Solar Collector Panels at Desert Lookout

The Challenges of the Living Building Challenge: an Unglorious Look at Our Experience

We haven’t spent much time discussing the challenges of the Living Building Challenge, but this month certainly exemplified some of the challenges we have faced throughout the process of creating Desert Rain. August has been marked by delays, unknowns, and revisions – all of which, over time, have weighed on Tom and Barb as well as the rest of the Desert Rain Team.

Don and Bill

Don Kruse and Bill Mastous of TAC are all smiles after finishing the wood siding and soffit for Desert Lookout.

Living Building Challenges

It’s important to point out that we have been fortunate to have a team brimming with optimism and dedication from the start. Without each person’s willingness to work through problems, discover solutions, and muscle through the tough times, our project would surely not be as beautifully functioning as is it today. That said, there have been many challenges that pushed each team member near their breaking point.

Struggling with Solar Collection for the Blackwater System

Throughout the construction of Desert Rain, we have had to seek out unique materials, often struggling to find products that met the LBC requirements. We have had to trust technologies that our entire building community was unfamiliar with, and often we have gone down one path, only to realize that we needed to backtrack and try again.

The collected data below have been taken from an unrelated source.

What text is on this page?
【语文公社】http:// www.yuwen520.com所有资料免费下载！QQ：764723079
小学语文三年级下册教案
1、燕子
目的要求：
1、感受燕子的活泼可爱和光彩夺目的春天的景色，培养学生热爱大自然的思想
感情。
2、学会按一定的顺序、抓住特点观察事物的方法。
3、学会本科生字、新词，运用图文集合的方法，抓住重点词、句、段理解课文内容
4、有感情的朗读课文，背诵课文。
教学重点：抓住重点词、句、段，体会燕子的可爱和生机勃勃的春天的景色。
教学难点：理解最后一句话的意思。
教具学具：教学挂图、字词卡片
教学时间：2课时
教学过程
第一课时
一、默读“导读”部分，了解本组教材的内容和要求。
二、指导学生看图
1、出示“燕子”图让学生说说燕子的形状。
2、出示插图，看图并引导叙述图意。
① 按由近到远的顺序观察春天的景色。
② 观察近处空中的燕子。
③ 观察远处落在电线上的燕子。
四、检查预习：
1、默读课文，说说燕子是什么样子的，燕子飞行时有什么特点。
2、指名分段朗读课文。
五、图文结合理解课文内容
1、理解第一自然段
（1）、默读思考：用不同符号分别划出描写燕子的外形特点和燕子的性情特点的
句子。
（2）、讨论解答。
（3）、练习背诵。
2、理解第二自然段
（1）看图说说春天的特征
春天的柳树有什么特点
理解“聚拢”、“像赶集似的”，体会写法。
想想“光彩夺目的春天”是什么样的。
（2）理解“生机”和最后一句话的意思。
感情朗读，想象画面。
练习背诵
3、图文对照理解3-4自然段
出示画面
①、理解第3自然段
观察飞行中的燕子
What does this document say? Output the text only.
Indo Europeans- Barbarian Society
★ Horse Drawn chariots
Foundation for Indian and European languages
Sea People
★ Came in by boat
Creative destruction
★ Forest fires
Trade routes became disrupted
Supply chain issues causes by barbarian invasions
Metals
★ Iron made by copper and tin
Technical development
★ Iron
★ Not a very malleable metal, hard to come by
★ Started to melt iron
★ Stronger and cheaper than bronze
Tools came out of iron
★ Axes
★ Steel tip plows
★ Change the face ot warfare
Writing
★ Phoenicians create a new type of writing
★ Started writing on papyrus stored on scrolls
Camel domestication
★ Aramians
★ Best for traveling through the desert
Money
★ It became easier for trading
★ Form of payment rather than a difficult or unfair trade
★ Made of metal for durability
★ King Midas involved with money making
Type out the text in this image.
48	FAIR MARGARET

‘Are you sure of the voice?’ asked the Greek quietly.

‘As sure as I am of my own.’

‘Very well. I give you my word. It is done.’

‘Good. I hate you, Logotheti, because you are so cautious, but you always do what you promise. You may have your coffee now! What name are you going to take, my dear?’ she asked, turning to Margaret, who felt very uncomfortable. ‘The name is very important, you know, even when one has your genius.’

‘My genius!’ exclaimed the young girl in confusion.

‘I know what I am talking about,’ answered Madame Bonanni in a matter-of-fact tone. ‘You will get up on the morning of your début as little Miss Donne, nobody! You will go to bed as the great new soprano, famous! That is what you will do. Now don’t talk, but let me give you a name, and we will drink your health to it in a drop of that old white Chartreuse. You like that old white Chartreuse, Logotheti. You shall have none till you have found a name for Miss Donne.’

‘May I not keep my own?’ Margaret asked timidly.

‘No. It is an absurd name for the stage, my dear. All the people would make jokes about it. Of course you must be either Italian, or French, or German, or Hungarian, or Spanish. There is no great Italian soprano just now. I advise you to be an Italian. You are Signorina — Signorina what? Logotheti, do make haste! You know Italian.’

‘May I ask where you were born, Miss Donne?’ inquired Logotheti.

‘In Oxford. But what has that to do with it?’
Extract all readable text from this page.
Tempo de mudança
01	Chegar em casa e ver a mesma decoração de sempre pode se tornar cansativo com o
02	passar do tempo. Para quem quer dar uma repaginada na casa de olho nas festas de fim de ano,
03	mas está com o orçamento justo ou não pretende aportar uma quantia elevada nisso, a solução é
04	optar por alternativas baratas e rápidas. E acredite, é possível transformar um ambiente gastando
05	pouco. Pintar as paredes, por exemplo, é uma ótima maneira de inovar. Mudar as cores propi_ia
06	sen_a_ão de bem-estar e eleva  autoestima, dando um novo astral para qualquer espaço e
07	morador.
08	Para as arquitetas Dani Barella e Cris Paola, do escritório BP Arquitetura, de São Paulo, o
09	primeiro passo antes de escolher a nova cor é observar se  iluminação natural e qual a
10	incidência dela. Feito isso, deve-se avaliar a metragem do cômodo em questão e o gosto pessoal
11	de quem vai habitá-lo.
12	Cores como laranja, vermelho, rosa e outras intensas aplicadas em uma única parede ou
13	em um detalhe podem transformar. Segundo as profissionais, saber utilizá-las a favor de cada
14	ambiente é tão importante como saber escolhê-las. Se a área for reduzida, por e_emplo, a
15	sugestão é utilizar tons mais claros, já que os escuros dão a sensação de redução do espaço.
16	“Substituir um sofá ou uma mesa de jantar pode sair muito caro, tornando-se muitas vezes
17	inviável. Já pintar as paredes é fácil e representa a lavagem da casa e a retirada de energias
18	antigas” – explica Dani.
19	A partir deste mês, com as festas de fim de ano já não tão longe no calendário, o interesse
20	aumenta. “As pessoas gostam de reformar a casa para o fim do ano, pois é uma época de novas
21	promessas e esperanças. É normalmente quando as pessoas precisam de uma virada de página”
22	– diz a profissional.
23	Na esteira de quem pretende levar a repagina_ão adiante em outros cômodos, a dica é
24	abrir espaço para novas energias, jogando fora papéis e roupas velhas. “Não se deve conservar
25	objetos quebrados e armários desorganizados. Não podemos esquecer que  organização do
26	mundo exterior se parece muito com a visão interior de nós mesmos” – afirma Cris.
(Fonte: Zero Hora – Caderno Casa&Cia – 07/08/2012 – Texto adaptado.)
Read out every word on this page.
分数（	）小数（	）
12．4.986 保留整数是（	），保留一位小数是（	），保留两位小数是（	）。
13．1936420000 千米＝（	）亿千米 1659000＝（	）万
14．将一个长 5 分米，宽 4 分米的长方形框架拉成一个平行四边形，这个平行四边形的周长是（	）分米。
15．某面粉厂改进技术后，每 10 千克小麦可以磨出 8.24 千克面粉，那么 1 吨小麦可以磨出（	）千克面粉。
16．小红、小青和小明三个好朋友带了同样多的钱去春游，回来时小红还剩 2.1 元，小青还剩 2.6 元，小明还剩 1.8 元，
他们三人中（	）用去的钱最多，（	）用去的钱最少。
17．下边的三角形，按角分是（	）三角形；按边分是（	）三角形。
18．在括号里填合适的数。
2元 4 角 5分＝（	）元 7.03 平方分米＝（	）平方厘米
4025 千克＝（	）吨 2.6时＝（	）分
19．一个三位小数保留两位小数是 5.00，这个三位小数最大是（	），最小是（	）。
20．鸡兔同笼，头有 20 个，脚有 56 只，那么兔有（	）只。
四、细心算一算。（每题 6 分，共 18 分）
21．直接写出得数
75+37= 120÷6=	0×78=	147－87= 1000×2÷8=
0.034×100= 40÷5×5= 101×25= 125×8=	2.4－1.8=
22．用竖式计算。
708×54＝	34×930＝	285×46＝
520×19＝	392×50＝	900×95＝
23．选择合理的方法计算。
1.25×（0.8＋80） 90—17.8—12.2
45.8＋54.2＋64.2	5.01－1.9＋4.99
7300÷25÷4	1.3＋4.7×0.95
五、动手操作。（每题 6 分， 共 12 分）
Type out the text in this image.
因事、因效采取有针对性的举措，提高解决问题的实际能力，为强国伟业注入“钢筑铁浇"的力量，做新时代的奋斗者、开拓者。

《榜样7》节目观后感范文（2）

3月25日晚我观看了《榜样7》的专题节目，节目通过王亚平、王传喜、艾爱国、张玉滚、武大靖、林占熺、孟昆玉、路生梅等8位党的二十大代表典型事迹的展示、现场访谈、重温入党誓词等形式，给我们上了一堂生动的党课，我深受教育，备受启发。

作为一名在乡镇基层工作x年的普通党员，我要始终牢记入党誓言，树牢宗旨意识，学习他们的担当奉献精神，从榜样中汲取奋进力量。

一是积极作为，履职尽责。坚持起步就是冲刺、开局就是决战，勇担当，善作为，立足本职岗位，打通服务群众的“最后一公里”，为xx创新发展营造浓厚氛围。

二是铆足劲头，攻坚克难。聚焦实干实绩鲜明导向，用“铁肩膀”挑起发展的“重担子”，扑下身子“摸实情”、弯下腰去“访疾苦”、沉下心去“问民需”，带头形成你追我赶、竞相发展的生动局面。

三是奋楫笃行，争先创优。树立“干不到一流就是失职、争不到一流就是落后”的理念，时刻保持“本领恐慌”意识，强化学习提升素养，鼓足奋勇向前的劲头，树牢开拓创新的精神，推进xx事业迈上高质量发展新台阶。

The solar collection panels for our blackwater system are a prime example of revisions done on the fly. As construction of Desert Lookout was progressing, the team realized that there were unforeseen issues with the panels that will collect solar heat to help the blackwater compost and evaporate. When the team realized the originally planned placement of the panels would not allow for enough direct sunlight, we had to take a hiatus in construction. This pause in construction, though driven by the placement of the collector panels, then delayed the ducting and electrical work being done inside and some of the exterior finish work.

As the team gathered additional information, we realized that because Desert Lookout is situated directly north of the garage for Desert Rain, creating more shade in the area, and keeping the ambient air temperature considerably cooler than areas with full sun. In addition, we realized the overhang of the eve shaded the panels too much during the summer months, thus reducing the amount of heat they deliver to the evaporator system.  After recalculating solar angles and panel efficiency throughout the year, the team decided to add an additional west-facing panel and lower the panels somewhat to improve year-round efficiency.  Since the original overhanging eve would still cast shadows on the panels, we also decided that the eve will need to be trimmed back – only a few weeks after the siders finished installing the gorgeous reclaimed T&G soffit.  Sigh…a time-consuming and expensive oversight on our part.

Striving to Move Onward 

While these struggles certainly affect us, Barb and Tom and the rest of the Desert Rain Team are committed to moving forward. Challenges, after all, will make us all more suited to support future LBC projects of our own and of others.  We will continue to make progress –  the solar collector panels were installed late last week.

Solar Collector Panels at Desert Lookout

The solar collector panels on Desert Lookout will provide heat for the backwater composting/evaporating system.

If you or your team are considering undertaking a Living Building Challenge project, we whole-heartedly recommend you do so. And we are more than willing to share our experiences with you. What challenges are you most concerned with? Please feel free to contact us with your questions.

2 replies
  1. J. R. Anderson says:

    Thank you very much for sharing the progress of designing, building, and including the good and bad experiences in progressing through the project.